All I’m saying is that my methods my be worth a try when KDE gets buggy.
I’m on my cell, but when I get back to my computer I can post the commands I use if you’d like to test this method out. Let me know.
Apologies, if I’m cluttering up this thread with unwanted info.
I did the garuda-upda reset. Didn’t loose any data, just have to reinstall everthing, so it’s not bad
I didn’t tweak any nvidia related settings, did not install X11.
here is the garuda-diag output:
Firrst fing I’ve noticed - latency in Firefox on an external screen when just moving a chess piece. Or - small (but also annoying) latency when typing letterrs on the external screen. Not acceptable on a PC Notebook ├ CPU AMD Ryzen 5 6600H (12) @ 4.57 GHz ├ GPU NVIDIA GeForce RTX 2050 [Discrete] ├ GPU AMD Radeon 660M [Integrated]
with 32 MB of ram
And - system monitor /nvtop shows waves on increased GPU usage (up to 120%) - the nvtop shows 100% of the integrated (amd) gpu usage and up to 20% of nvidia usage. The only apps open - terminal, Kate and firefox to write this. I had smaller GPU usage waves on Wayland before the system reset (but larger CPU increases)

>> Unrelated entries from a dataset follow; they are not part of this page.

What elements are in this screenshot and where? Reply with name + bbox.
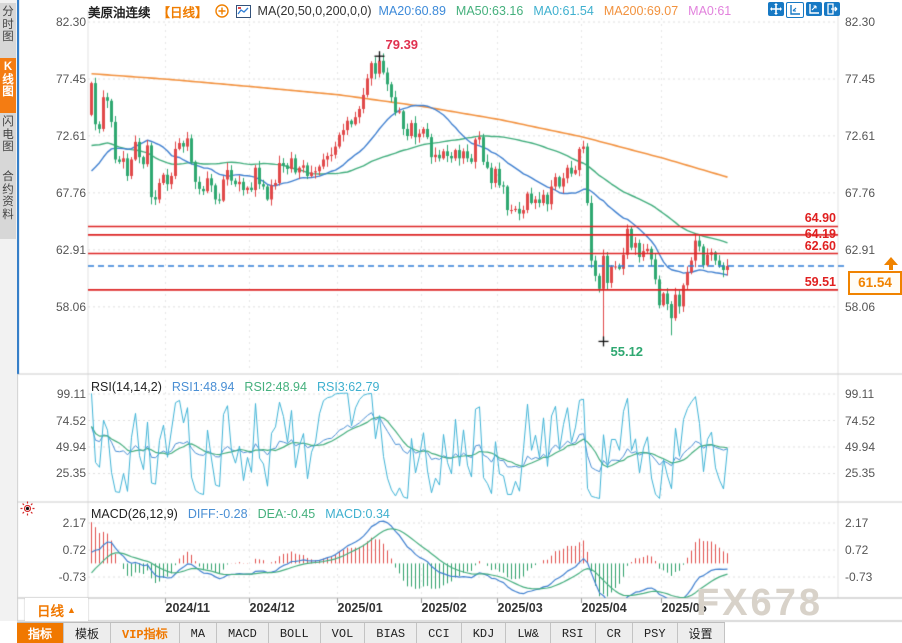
toolbar-tab-4[interactable]: MA [179,623,218,643]
ma-value-5: MA0:61 [688,4,732,18]
price-tick-right-5: 58.06 [845,299,876,314]
rsi-panel-header: RSI(14,14,2) RSI1:48.94 RSI2:48.94 RSI3:62… [91,379,390,394]
price-tick-right-0: 82.30 [845,15,876,29]
month-label-2025/02: 2025/02 [421,601,467,615]
rsi-value-3: RSI3:62.79 [316,379,380,394]
macd-tick-left-2: -0.73 [58,570,86,584]
rsi-tick-left-2: 49.94 [55,439,86,454]
exit-icon[interactable] [824,2,840,16]
period-selector-label: 日线 [37,603,65,619]
macd-tick-right-0: 2.17 [845,516,869,530]
period-selector[interactable]: 日线 ▲ [25,598,88,621]
toolbar-tab-9[interactable]: CCI [417,623,462,643]
level-label-64.19: 64.19 [804,226,836,241]
sun-icon[interactable] [20,501,35,516]
sidebar-tab-4[interactable]: 合约资料 [0,168,16,239]
x-axis-expand-icon[interactable] [786,2,804,18]
price-tick-left-3: 67.76 [55,185,86,200]
toolbar-tab-14[interactable]: PSY [632,623,678,643]
price-tick-left-2: 72.61 [55,128,86,143]
macd-value-3: MACD:0.34 [325,506,390,521]
macd-values: DIFF:-0.28 DEA:-0.45 MACD:0.34 [188,507,400,521]
rsi-title: RSI(14,14,2) [91,379,162,394]
toolbar-tab-8[interactable]: BIAS [365,623,418,643]
toolbar-tab-11[interactable]: LW& [506,623,551,643]
high-annotation: 79.39 [385,37,419,53]
rsi-tick-right-2: 49.94 [845,439,876,454]
price-tick-right-4: 62.91 [845,242,876,257]
macd-value-2: DEA:-0.45 [257,506,316,521]
toolbar-tab-2[interactable]: 模板 [64,623,112,643]
ma-value-1: MA20:60.89 [378,4,446,18]
macd-tick-left-0: 2.17 [62,516,86,530]
rsi-tick-left-0: 99.11 [56,387,86,401]
mini-chart-icon[interactable] [235,4,251,18]
rsi-value-2: RSI2:48.94 [244,379,307,394]
month-label-2024/12: 2024/12 [249,601,295,615]
toolbar-tab-10[interactable]: KDJ [461,623,507,643]
ma-value-2: MA50:63.16 [455,4,524,18]
toolbar-tab-6[interactable]: BOLL [268,623,321,643]
period-tag: 【日线】 [157,5,208,20]
rsi-tick-left-3: 25.35 [55,466,86,481]
rsi-tick-right-3: 25.35 [845,466,876,481]
circle-plus-icon[interactable] [214,4,229,18]
level-label-64.90: 64.90 [804,211,836,226]
price-tick-left-0: 82.30 [55,15,86,29]
level-label-59.51: 59.51 [804,274,836,289]
scroll-up-arrow-icon[interactable] [884,257,898,265]
ma-values: MA20:60.89 MA50:63.16 MA0:61.54 MA200:69.07… [379,4,742,18]
triangle-up-icon: ▲ [67,604,76,615]
price-tick-left-4: 62.91 [55,242,86,257]
toolbar-tab-3[interactable]: VIP指标 [111,623,180,643]
symbol-title: 美原油连续 [88,5,151,20]
macd-value-1: DIFF:-0.28 [187,506,248,521]
chart-header: 美原油连续 【日线】 MA(20,50,0,200,0,0) MA20:60.8… [88,3,742,20]
sidebar-tab-1[interactable]: 分时图 [0,3,16,58]
month-label-2024/11: 2024/11 [165,601,211,615]
pan-icon[interactable] [768,2,784,16]
window-buttons [768,2,840,18]
toolbar-tab-7[interactable]: VOL [320,623,366,643]
rsi-value-1: RSI1:48.94 [171,379,235,394]
low-annotation: 55.12 [610,344,644,360]
price-tick-right-1: 77.45 [845,72,876,86]
month-label-2025/01: 2025/01 [337,601,383,615]
macd-tick-left-1: 0.72 [62,543,86,557]
macd-title: MACD(26,12,9) [91,506,178,521]
indicator-toolbar: 指标 模板 VIP指标 MA MACD BOLL VOL BIAS CCI KDJ LW& RSI CR… [17,622,725,643]
macd-panel-header: MACD(26,12,9) DIFF:-0.28 DEA:-0.45 MACD:0.… [91,506,400,521]
toolbar-tab-1[interactable]: 指标 [17,623,65,643]
toolbar-tab-15[interactable]: 设置 [677,623,725,643]
month-label-2025/04: 2025/04 [581,601,627,615]
y-axis-scale-icon[interactable] [806,2,822,16]
rsi-tick-right-0: 99.11 [845,387,875,401]
sidebar-tab-3[interactable]: 闪电图 [0,113,16,168]
toolbar-tab-12[interactable]: RSI [550,623,596,643]
price-tick-right-2: 72.61 [845,128,876,143]
watermark: FX678 [696,582,823,624]
ma-value-3: MA0:61.54 [533,4,594,18]
price-tick-left-1: 77.45 [55,72,86,86]
month-label-2025/03: 2025/03 [497,601,543,615]
macd-tick-right-1: 0.72 [845,543,869,557]
month-label-2025/05: 2025/05 [661,601,707,615]
toolbar-tab-13[interactable]: CR [595,623,633,643]
price-tick-left-5: 58.06 [55,299,86,314]
rsi-tick-right-1: 74.52 [845,413,876,428]
price-tick-right-3: 67.76 [845,185,876,200]
ma-value-4: MA200:69.07 [603,4,679,18]
level-label-62.60: 62.60 [804,238,836,253]
rsi-tick-left-1: 74.52 [55,413,86,428]
scroll-up-arrow-stem [889,265,893,270]
ma-settings-label: MA(20,50,0,200,0,0) [257,4,372,18]
rsi-values: RSI1:48.94 RSI2:48.94 RSI3:62.79 [172,380,390,394]
toolbar-tab-5[interactable]: MACD [217,623,269,643]
macd-tick-right-2: -0.73 [845,570,873,584]
current-price-tag: 61.54 [848,270,902,295]
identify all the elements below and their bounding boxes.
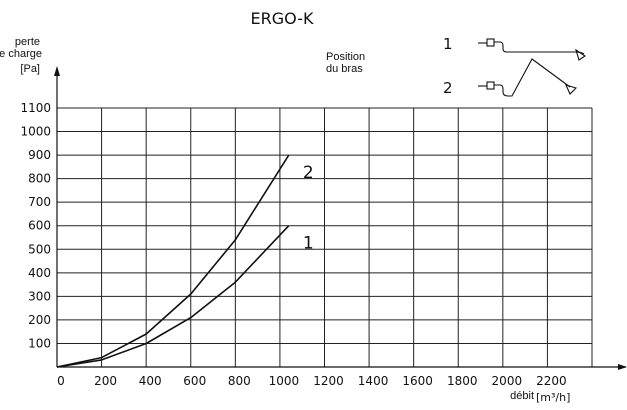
x-tick-label: 0 xyxy=(57,374,65,388)
x-axis-label-text: débit xyxy=(510,390,534,402)
data-series xyxy=(56,154,290,368)
x-tick-label: 1200 xyxy=(313,374,344,388)
legend-title-line-2: du bras xyxy=(326,63,363,75)
series-1-line xyxy=(56,225,290,368)
y-axis-label-line-3: [Pa] xyxy=(20,63,40,75)
y-axis-label-line-2: de charge xyxy=(0,48,42,60)
series-2-line xyxy=(56,154,290,368)
x-tick-label: 1600 xyxy=(402,374,433,388)
arm-bent-icon xyxy=(478,58,578,97)
legend-entry-2-label: 2 xyxy=(443,79,453,97)
x-tick-label: 400 xyxy=(139,374,162,388)
legend-entry-1-label: 1 xyxy=(443,35,453,53)
series-labels: 12 xyxy=(303,163,314,254)
y-tick-label: 700 xyxy=(28,195,51,209)
x-tick-label: 1000 xyxy=(269,374,300,388)
legend: 1 2 xyxy=(443,35,586,97)
x-axis-unit: [m³/h] xyxy=(536,391,570,404)
x-tick-labels: 0 200 400 600 800 1000 1200 1400 1600 1800 2000 220… xyxy=(57,374,567,388)
y-tick-label: 400 xyxy=(28,266,51,280)
y-tick-label: 200 xyxy=(28,313,51,327)
y-tick-label: 1000 xyxy=(20,125,51,139)
arm-straight-icon xyxy=(478,38,586,61)
y-tick-labels: 100 200 300 400 500 600 700 800 900 1000 1100 xyxy=(20,101,51,350)
chart-grid xyxy=(57,107,593,367)
y-tick-label: 800 xyxy=(28,172,51,186)
y-axis-label: perte de charge [Pa] xyxy=(0,36,42,75)
x-tick-label: 600 xyxy=(183,374,206,388)
x-axis-label: débit [m³/h] xyxy=(510,390,570,404)
series-2-label: 2 xyxy=(303,163,314,183)
y-axis-label-line-1: perte xyxy=(15,36,40,48)
x-tick-label: 1400 xyxy=(358,374,389,388)
chart-title: ERGO-K xyxy=(251,9,314,28)
y-axis-arrow xyxy=(54,66,60,76)
chart-axes xyxy=(54,66,627,370)
x-tick-label: 2000 xyxy=(492,374,523,388)
y-tick-label: 600 xyxy=(28,219,51,233)
legend-title-line-1: Position xyxy=(326,51,365,63)
legend-title: Position du bras xyxy=(326,51,365,75)
x-axis-arrow xyxy=(618,364,627,370)
y-tick-label: 100 xyxy=(28,336,51,350)
y-tick-label: 1100 xyxy=(20,101,51,115)
x-tick-label: 200 xyxy=(94,374,117,388)
series-1-label: 1 xyxy=(303,234,314,254)
y-tick-label: 300 xyxy=(28,289,51,303)
y-tick-label: 500 xyxy=(28,242,51,256)
y-tick-label: 900 xyxy=(28,148,51,162)
x-tick-label: 1800 xyxy=(447,374,478,388)
x-tick-label: 2200 xyxy=(536,374,567,388)
x-tick-label: 800 xyxy=(228,374,251,388)
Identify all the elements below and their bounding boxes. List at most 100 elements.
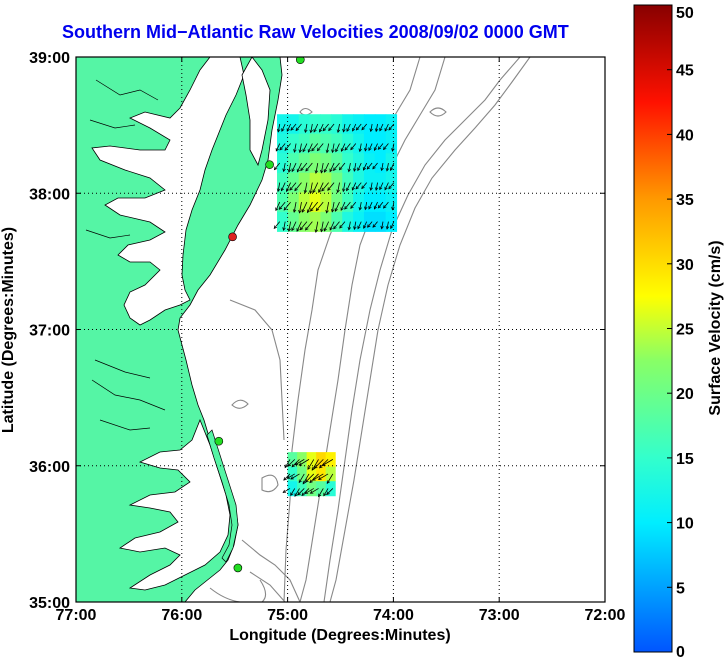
- y-tick-label: 37:00: [29, 323, 70, 340]
- velocity-arrow: [298, 473, 305, 483]
- velocity-arrow: [302, 143, 308, 152]
- velocity-arrow: [355, 182, 362, 190]
- velocity-arrowhead: [312, 477, 316, 481]
- velocity-arrowhead: [330, 208, 335, 213]
- velocity-arrowhead: [279, 146, 283, 151]
- velocity-cell: [309, 114, 321, 135]
- map-title: Southern Mid−Atlantic Raw Velocities 200…: [62, 22, 569, 42]
- velocity-arrowhead: [351, 187, 355, 191]
- velocity-arrowhead: [276, 188, 281, 193]
- velocity-arrow: [310, 201, 319, 212]
- velocity-arrowhead: [313, 465, 318, 469]
- velocity-arrow: [364, 143, 368, 151]
- colorbar-tick-label: 35: [676, 192, 694, 209]
- pamlico-sound: [118, 418, 231, 591]
- velocity-arrow: [366, 162, 373, 170]
- velocity-cell: [298, 153, 311, 174]
- velocity-arrowhead: [300, 167, 304, 172]
- velocity-arrowhead: [325, 209, 329, 214]
- velocity-arrowhead: [362, 167, 367, 171]
- velocity-arrowhead: [379, 186, 383, 191]
- x-tick-label: 76:00: [161, 607, 202, 624]
- velocity-arrowhead: [284, 464, 288, 469]
- velocity-cell: [374, 133, 387, 154]
- velocity-arrowhead: [323, 492, 327, 497]
- velocity-arrowhead: [309, 490, 314, 494]
- velocity-arrow: [307, 143, 313, 153]
- velocity-cell: [316, 481, 327, 497]
- velocity-arrow: [339, 221, 346, 229]
- velocity-arrowhead: [335, 148, 339, 153]
- radar-site-marker: [265, 160, 274, 169]
- velocity-arrowhead: [388, 185, 392, 190]
- velocity-arrow: [318, 488, 324, 497]
- velocity-arrowhead: [296, 168, 300, 173]
- velocity-arrow: [359, 202, 362, 211]
- velocity-arrow: [294, 488, 300, 497]
- velocity-cell: [287, 481, 298, 497]
- velocity-arrowhead: [338, 166, 343, 171]
- velocity-arrow: [379, 182, 384, 190]
- velocity-arrowhead: [297, 491, 301, 496]
- velocity-arrow: [361, 182, 367, 189]
- velocity-arrow: [288, 221, 291, 232]
- velocity-arrow: [277, 123, 281, 132]
- velocity-arrow: [322, 459, 334, 466]
- velocity-arrow: [386, 221, 389, 230]
- velocity-cell: [353, 153, 365, 174]
- map-area: [76, 57, 605, 602]
- velocity-arrow: [320, 221, 324, 232]
- velocity-arrowhead: [310, 207, 314, 212]
- velocity-arrowhead: [350, 205, 354, 209]
- velocity-cell: [277, 172, 289, 193]
- velocity-arrowhead: [326, 480, 330, 485]
- velocity-cell: [287, 452, 298, 468]
- velocity-arrowhead: [380, 167, 384, 172]
- velocity-arrowhead: [280, 187, 284, 192]
- velocity-arrowhead: [286, 128, 290, 132]
- x-tick-label: 75:00: [267, 607, 308, 624]
- velocity-arrow: [305, 162, 313, 172]
- velocity-arrowhead: [368, 147, 372, 151]
- colorbar-tick-label: 25: [676, 322, 694, 339]
- radar-site-marker: [214, 436, 224, 446]
- colorbar-label: Surface Velocity (cm/s): [707, 240, 724, 415]
- velocity-arrowhead: [379, 127, 383, 132]
- velocity-arrow: [296, 162, 302, 173]
- velocity-arrowhead: [294, 187, 298, 192]
- velocity-arrow: [344, 201, 351, 210]
- velocity-arrowhead: [305, 226, 309, 231]
- velocity-arrowhead: [290, 127, 294, 131]
- velocity-arrowhead: [361, 185, 365, 190]
- velocity-arrowhead: [367, 224, 371, 228]
- velocity-field-north: [273, 114, 398, 233]
- velocity-arrow: [283, 473, 291, 481]
- velocity-cell: [287, 192, 300, 213]
- velocity-arrowhead: [311, 147, 315, 152]
- velocity-arrowhead: [314, 170, 319, 174]
- velocity-cell: [331, 172, 343, 193]
- velocity-cell: [342, 211, 354, 232]
- velocity-cell: [331, 133, 343, 154]
- velocity-cell: [374, 172, 387, 193]
- velocity-arrow: [392, 143, 395, 152]
- velocity-cell: [320, 211, 332, 232]
- colorbar-tick-label: 5: [676, 580, 685, 597]
- velocity-arrow: [296, 221, 302, 232]
- velocity-cell: [306, 452, 317, 468]
- velocity-cell: [353, 211, 365, 232]
- velocity-arrowhead: [278, 206, 283, 210]
- rivers: [85, 79, 166, 431]
- velocity-arrowhead: [368, 205, 372, 210]
- velocity-cell: [325, 452, 336, 468]
- velocity-arrowhead: [321, 187, 325, 192]
- velocity-cell: [331, 192, 343, 213]
- velocity-arrowhead: [391, 206, 395, 211]
- velocity-arrowhead: [304, 129, 308, 134]
- velocity-arrowhead: [329, 168, 333, 173]
- velocity-arrowhead: [390, 225, 394, 230]
- velocity-arrow: [350, 143, 357, 150]
- velocity-arrowhead: [275, 147, 279, 152]
- velocity-arrowhead: [309, 479, 313, 484]
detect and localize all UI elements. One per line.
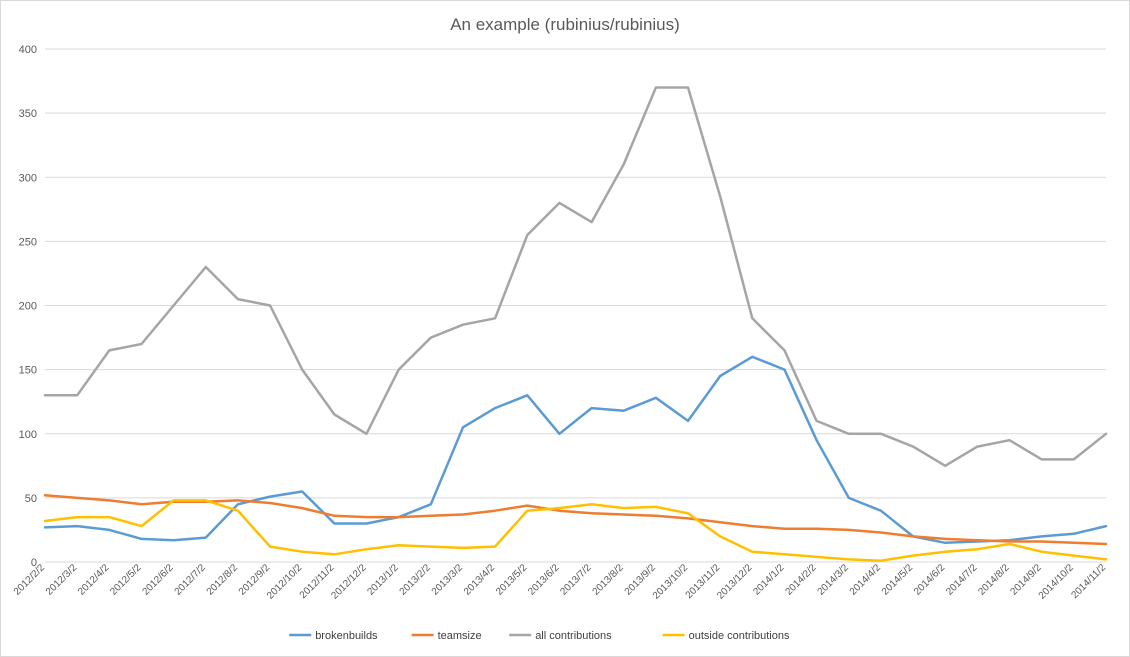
x-tick-label: 2014/2/2 <box>783 562 819 598</box>
series-line-outside-contributions <box>43 499 1108 562</box>
x-tick-label: 2013/1/2 <box>365 562 401 598</box>
legend-label: all contributions <box>535 630 612 642</box>
x-tick-label: 2014/10/2 <box>1037 562 1077 602</box>
legend-label: outside contributions <box>689 630 790 642</box>
x-tick-label: 2012/8/2 <box>205 562 241 598</box>
x-tick-label: 2012/5/2 <box>108 562 144 598</box>
x-axis-ticks: 2012/2/22012/3/22012/4/22012/5/22012/6/2… <box>12 562 1109 602</box>
x-tick-label: 2013/5/2 <box>494 562 530 598</box>
x-tick-label: 2013/7/2 <box>558 562 594 598</box>
chart-title: An example (rubinius/rubinius) <box>450 15 680 34</box>
x-tick-label: 2014/1/2 <box>751 562 787 598</box>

My next step will be to install X11 so that I can have some usable experience on the external monitor. I knew that NVidia sucked by not releasing technical details of their cards to the linux community making the Wayland development difficult but just having a browser or a text editor lag on wayland while working OK on X11 is really bad.
The only keyboard shortcut I have is for plasmashell --replace - but I’m not sure it does anything once my system is responsive again. If it worked when the system was unresponsive, that’s one thing, but…the system is unresponsive to the command, so when it comes back to life, I’m not sure what utility resetting plasma has…?
Would be curious to know what’s in your nuke and flush scripts, if you’d be open to sharing?
Ok, some new interesting tidbit… I happened to be logged in via SSH to desktop, with htop running when the lag occurred. Interestingly, the lag/freeze was isolated to the Plasma desktop session, and htop was showing the btrfs-cleaner was running at 99.1% CPU usage. As soon as the lag/freeze cleared, that CPU usage on that process dropped below 1%.
Anyone have any ideas why this would be?
Edit: some initial research seems to indicate that having quotas enabled is a factor in high CPU usage for btrfs-cleaner. Since I don’t enforce any quotas, I disabled it. Let’s see if that makes a difference.